We haven't been attacked in nearly a year. That's to the administration's credit. But I believe with all my heart that we will be attacked again. The nation needs to understand the danger.
Back home now. Still pissed off. Wanting the US to Kick A$$ and Take Names.
More vigilant, more suspicious of Middle Eastern people (I think its alright to profile).
I have trying to compose a post about my experience on 9-11 but first I will have to stop crying.
High Tech's in the crapper and I feel like fecal matter!
Like everyone else, I soon found myself running to a local bar where someone had turned on the TV. I had just got their when the second plane hit. It is difficult to explain the shock anger and greif that hit about 2 dozen of huddled around the TV. About one second into this wave of emotions, a glass fell. As if on que, everyone jumped. And then all I could here were two women crying. The anger I felt was nothing compared to the raw hatred evident in some people eyes.

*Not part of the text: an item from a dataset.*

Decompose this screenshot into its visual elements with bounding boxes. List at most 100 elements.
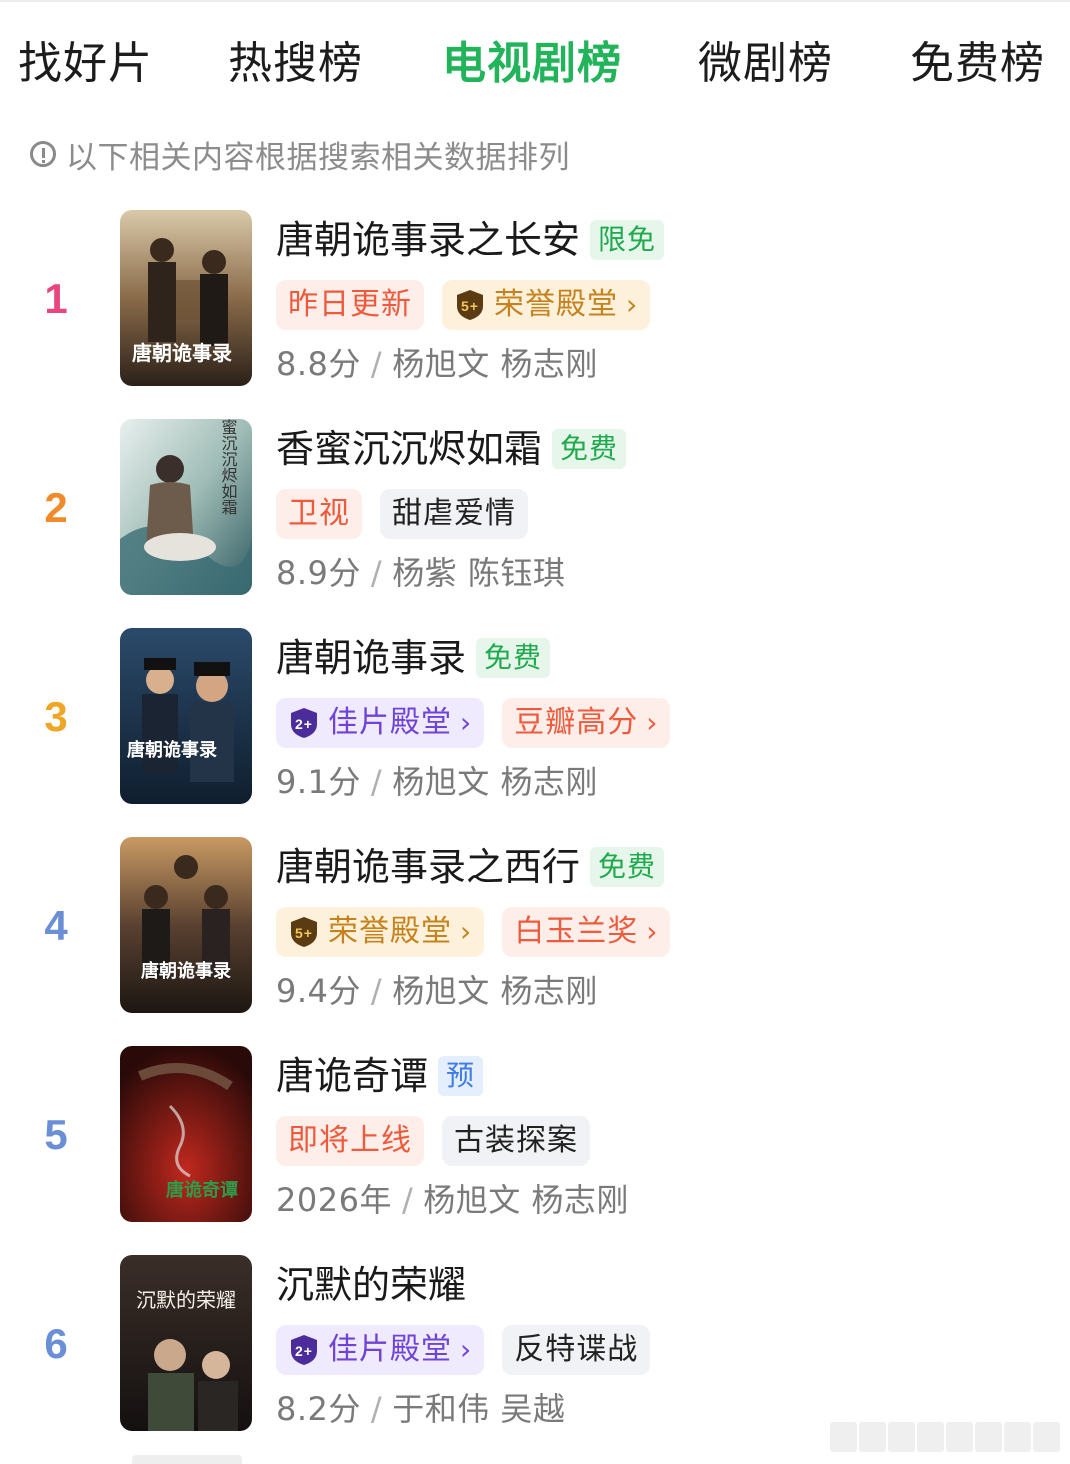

I walked home. On the way I tried to call my parents to tell them what had happened and get the telephone number of some relative who worked near the site. All I got was a message taht the lines were full.
I got upstairs and turned on the TV.
About an hour later, I went to work to relieve a secretary who lived downtown. No one else made it. I just sat there streaming audio over the computer, desperately trying to call relatives.
I still gasp whenever I see a video of the second plane crashing into the tower.
Ditto on that, doubled-up. One kit here, another 20 minutes away.